Motivation and purpose
Immunotherapy has provided a major breakthrough in cancer treatment. Adoptive cell therapy and checkpoint blockade has proven successful for treatment of metastatic cancer – a clinical state where most other treatment strategies have failed to induce long-lasting clinical responses. Immunotherapy has a curative potential in many patient groups, which is rarely seen with other therapies for metastatic cancer. A critically important cellular component that mediates tumour cell killing are CD8 T cells; however our knowledge of the target sequences that these T cells recognize is currently very limited. Antigen targets of tumour-reactive T cells are currently discovered by screening predicted major histocompatibility complex (MHC) binding peptides in likely candidate proteins, but even with current state-of-the-art technology, the T cell target can be identified in only about 3% of tumour-infiltrating lymphocytes (TILs). This process is limited by the poor complexity of current state-of-the-art methods for identification of the targets recognized in bulk T cell populations. Although attempts have been made to develop unbiased experimental strategies, these currently work only for single T cell clones.
I present here a novel technology approach that will allow us to dissect the immune reactivity towards human tumours with a much greater complexity than currently possible with state of the art technologies. We will enable the detection of >10

Work performed

Within this project we have developed novel technologies that changes the paradigm for T cell detection by introducing the use molecular tagging systems (DNA barcoding) - this allows simultaneous detection of >1,000 different antigen-responding T cells (published in Nature Biotechnology). We have used this technology to unravel the immune reactivity towards cancer associate neo- and shared epitopes (published in Cancer Research, Science and Nature), as well as understanding the influence of cancer therapy on the immune recognition fingerprint in individual patients.
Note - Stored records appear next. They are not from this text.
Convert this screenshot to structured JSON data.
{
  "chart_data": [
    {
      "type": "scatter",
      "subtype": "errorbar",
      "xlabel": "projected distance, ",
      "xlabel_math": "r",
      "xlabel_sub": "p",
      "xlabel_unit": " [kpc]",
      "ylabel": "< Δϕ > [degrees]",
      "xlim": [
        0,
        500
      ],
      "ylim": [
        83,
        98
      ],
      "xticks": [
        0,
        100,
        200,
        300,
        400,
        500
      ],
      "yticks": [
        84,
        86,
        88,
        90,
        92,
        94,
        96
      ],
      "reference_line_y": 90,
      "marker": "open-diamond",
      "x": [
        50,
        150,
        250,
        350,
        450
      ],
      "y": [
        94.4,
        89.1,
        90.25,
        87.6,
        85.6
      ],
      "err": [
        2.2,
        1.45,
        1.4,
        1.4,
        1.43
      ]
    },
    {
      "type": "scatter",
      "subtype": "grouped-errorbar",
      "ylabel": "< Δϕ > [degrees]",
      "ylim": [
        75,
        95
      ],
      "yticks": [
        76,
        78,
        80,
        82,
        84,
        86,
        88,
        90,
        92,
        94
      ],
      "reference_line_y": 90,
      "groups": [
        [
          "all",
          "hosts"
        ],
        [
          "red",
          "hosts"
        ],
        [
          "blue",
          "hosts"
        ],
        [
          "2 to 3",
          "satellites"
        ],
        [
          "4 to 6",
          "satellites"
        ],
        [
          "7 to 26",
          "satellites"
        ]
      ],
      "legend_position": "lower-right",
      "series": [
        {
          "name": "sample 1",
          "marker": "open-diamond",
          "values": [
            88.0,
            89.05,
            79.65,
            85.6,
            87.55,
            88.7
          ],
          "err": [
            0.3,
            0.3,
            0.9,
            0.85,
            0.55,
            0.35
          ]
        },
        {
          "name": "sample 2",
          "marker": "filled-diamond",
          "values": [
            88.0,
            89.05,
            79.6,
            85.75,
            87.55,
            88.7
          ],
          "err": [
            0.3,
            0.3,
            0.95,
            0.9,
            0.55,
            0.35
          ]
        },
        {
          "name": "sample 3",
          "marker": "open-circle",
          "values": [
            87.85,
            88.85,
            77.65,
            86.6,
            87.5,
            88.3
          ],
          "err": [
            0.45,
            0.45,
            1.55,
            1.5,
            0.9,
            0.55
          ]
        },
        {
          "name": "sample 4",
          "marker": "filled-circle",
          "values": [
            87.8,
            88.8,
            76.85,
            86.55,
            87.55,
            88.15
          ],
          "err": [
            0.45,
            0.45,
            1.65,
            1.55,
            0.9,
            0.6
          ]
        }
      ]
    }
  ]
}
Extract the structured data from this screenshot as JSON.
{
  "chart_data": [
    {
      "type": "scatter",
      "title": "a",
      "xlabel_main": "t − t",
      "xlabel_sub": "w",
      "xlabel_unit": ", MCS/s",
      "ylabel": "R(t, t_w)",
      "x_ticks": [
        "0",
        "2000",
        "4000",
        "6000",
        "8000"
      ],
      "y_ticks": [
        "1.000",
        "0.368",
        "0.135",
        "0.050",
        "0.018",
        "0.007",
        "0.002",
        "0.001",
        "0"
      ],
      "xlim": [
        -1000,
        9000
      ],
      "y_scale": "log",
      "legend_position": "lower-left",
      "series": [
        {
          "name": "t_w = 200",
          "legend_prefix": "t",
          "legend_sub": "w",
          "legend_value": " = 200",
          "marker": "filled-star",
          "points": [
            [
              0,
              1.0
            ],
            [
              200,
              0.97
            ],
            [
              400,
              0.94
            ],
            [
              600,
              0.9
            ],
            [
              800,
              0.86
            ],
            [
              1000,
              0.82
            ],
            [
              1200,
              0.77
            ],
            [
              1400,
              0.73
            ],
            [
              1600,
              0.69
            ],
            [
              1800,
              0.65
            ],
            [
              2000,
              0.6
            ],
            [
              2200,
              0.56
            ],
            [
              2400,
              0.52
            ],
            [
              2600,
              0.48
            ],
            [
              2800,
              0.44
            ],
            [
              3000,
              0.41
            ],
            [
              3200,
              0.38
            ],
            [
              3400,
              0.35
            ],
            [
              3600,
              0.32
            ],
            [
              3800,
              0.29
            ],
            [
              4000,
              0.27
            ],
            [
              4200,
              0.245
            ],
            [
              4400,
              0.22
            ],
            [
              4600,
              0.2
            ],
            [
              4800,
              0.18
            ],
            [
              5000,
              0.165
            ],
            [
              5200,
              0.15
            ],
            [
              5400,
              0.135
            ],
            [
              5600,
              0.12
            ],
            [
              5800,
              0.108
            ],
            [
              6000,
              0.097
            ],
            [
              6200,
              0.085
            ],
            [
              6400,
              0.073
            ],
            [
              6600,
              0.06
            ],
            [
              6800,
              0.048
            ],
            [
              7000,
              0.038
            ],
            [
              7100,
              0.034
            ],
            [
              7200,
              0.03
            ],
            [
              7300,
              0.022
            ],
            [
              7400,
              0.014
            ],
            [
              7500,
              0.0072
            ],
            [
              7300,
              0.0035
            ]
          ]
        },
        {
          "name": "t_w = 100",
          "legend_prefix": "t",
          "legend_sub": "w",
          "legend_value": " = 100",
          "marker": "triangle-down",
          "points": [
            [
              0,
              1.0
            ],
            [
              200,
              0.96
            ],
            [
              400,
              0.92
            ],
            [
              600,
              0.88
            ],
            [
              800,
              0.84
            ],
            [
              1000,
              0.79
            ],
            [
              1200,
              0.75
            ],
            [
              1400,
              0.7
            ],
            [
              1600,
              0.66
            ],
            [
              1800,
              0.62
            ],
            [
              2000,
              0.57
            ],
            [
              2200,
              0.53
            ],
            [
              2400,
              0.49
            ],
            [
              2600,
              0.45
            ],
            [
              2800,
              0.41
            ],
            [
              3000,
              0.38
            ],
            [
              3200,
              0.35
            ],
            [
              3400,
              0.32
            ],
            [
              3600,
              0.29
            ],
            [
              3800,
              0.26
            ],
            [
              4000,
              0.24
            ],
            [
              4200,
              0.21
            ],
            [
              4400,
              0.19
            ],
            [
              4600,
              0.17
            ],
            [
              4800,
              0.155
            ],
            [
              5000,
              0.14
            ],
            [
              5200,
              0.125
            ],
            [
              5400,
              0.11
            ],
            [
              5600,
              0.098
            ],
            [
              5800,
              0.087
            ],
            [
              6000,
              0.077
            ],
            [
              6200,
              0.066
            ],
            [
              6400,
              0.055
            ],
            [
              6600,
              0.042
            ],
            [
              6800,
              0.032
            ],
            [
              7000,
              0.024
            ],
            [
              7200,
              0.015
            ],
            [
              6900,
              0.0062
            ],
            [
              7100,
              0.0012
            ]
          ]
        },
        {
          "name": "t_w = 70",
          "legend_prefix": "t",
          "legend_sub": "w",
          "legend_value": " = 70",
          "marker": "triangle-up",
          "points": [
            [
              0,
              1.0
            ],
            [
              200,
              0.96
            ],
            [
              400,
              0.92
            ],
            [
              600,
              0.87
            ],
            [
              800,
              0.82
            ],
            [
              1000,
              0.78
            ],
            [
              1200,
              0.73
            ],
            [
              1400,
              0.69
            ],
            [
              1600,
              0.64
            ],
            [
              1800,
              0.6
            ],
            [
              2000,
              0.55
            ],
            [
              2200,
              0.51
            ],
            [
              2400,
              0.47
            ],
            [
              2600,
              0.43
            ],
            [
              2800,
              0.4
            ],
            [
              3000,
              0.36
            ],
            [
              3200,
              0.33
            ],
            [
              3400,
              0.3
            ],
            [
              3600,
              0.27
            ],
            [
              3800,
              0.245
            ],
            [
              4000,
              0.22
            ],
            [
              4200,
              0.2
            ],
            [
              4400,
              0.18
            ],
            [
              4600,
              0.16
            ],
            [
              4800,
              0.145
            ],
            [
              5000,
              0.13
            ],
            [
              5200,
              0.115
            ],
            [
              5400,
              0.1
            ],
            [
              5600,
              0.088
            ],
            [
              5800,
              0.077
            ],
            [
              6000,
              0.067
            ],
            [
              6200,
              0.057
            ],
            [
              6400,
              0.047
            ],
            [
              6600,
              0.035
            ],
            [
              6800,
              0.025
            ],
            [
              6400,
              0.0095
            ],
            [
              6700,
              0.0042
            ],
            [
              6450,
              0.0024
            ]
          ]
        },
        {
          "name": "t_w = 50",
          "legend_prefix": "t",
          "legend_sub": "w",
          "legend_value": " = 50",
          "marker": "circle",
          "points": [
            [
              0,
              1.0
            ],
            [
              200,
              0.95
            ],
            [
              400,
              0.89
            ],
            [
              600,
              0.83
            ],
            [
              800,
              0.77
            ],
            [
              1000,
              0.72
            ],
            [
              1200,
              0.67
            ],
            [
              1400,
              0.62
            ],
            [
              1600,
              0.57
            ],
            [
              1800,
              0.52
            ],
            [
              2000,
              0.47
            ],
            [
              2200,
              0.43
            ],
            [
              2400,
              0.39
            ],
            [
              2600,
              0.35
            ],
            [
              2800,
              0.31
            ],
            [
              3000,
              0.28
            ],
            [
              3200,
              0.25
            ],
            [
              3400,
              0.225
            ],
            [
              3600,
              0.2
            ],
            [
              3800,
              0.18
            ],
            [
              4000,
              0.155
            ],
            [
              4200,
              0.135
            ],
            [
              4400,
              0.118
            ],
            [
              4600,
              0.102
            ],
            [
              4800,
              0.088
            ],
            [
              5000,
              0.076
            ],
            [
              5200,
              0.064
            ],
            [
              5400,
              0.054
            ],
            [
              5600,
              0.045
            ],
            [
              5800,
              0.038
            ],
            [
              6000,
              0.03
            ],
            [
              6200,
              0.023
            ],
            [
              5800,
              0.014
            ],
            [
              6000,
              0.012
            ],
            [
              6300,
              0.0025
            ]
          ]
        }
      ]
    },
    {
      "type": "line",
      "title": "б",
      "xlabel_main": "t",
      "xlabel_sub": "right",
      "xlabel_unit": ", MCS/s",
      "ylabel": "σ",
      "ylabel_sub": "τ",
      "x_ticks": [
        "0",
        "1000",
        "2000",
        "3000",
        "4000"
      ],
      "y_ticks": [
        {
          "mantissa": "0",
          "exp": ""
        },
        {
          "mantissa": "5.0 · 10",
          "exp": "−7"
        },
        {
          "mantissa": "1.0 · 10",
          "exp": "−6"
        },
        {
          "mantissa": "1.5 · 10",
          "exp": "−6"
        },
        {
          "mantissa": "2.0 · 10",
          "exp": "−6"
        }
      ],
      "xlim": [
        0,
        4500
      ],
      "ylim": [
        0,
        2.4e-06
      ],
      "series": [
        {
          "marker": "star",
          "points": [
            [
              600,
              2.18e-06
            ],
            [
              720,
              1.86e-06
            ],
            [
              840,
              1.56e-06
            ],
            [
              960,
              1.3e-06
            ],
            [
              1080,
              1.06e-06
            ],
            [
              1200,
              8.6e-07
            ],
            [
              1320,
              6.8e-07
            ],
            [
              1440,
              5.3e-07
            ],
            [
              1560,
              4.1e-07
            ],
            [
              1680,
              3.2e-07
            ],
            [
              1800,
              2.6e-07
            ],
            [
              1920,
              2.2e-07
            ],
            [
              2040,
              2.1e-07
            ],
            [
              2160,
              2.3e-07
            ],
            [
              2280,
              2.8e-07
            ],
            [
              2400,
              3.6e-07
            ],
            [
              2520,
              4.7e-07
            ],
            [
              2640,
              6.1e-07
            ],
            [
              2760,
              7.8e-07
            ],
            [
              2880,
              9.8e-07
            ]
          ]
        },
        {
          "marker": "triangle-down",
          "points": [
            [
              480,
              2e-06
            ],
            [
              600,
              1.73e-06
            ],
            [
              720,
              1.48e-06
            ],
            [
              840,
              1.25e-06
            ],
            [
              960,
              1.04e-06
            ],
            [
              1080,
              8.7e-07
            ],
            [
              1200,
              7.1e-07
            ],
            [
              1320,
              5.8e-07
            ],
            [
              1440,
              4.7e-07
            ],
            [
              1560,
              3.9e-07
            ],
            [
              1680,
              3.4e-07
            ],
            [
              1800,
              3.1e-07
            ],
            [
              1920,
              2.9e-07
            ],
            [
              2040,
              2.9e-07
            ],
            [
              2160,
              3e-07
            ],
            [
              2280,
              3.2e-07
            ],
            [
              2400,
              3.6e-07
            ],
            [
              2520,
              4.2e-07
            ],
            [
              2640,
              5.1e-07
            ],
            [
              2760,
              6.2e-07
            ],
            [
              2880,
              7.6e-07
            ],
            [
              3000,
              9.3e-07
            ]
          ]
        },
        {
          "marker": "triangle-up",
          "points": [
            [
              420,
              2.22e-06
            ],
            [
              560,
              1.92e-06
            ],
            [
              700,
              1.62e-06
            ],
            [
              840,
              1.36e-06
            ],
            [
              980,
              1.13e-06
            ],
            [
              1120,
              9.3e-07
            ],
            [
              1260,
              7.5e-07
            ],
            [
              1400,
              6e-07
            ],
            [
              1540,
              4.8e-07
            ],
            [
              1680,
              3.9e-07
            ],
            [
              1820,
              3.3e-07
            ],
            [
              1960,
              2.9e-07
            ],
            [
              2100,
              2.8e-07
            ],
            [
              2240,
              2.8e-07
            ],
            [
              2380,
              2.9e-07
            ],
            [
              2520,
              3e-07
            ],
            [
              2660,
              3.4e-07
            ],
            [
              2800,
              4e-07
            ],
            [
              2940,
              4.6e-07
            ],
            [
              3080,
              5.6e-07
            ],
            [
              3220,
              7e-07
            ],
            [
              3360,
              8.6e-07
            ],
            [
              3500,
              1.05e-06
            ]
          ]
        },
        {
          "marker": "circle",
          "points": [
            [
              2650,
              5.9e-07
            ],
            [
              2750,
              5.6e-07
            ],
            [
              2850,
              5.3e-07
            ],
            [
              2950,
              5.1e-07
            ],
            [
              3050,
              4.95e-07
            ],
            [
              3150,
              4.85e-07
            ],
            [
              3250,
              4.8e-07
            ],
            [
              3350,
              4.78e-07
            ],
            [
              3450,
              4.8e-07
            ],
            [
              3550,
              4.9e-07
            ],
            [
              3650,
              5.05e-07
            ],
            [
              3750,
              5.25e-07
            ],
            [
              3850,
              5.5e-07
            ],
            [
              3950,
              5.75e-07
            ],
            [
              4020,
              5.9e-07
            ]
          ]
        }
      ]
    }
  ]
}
Herein, we are determined to understand the relationship between tumor genetic heterogeneity and immune recognition (published in Science), and characterized clonal neoantigens as an important parameter for clinical outcome following immune therapies. We are building novel technology platforms that allow in-depth understanding of T cell recognition from a structural perspective, and can be used to evaluate clinical efficacy and safety profiles of T cell receptors for clinical use (Nature Biotechnology, 2018).

Final results

Work perform in the project has led to the development of novel technologies to interrogate T cells, to identify T cell targets and T cell recognition motifs
These technologies has been used to gain insight to neoepitope in cancer and the relationship between T cell recognition and tumor genetic heterogeneity

Next phase, which we are currently addressing is to developed a platform for multi-parametric single-cell T cell analyses providing information related to, T cell specificity, surface expression, transcriptomics, and T cell receptor usage. When such analyses are running at large-scale it will generate unique information to initiate the development of prediction algorithms for the interaction between T cells and their pMHC target.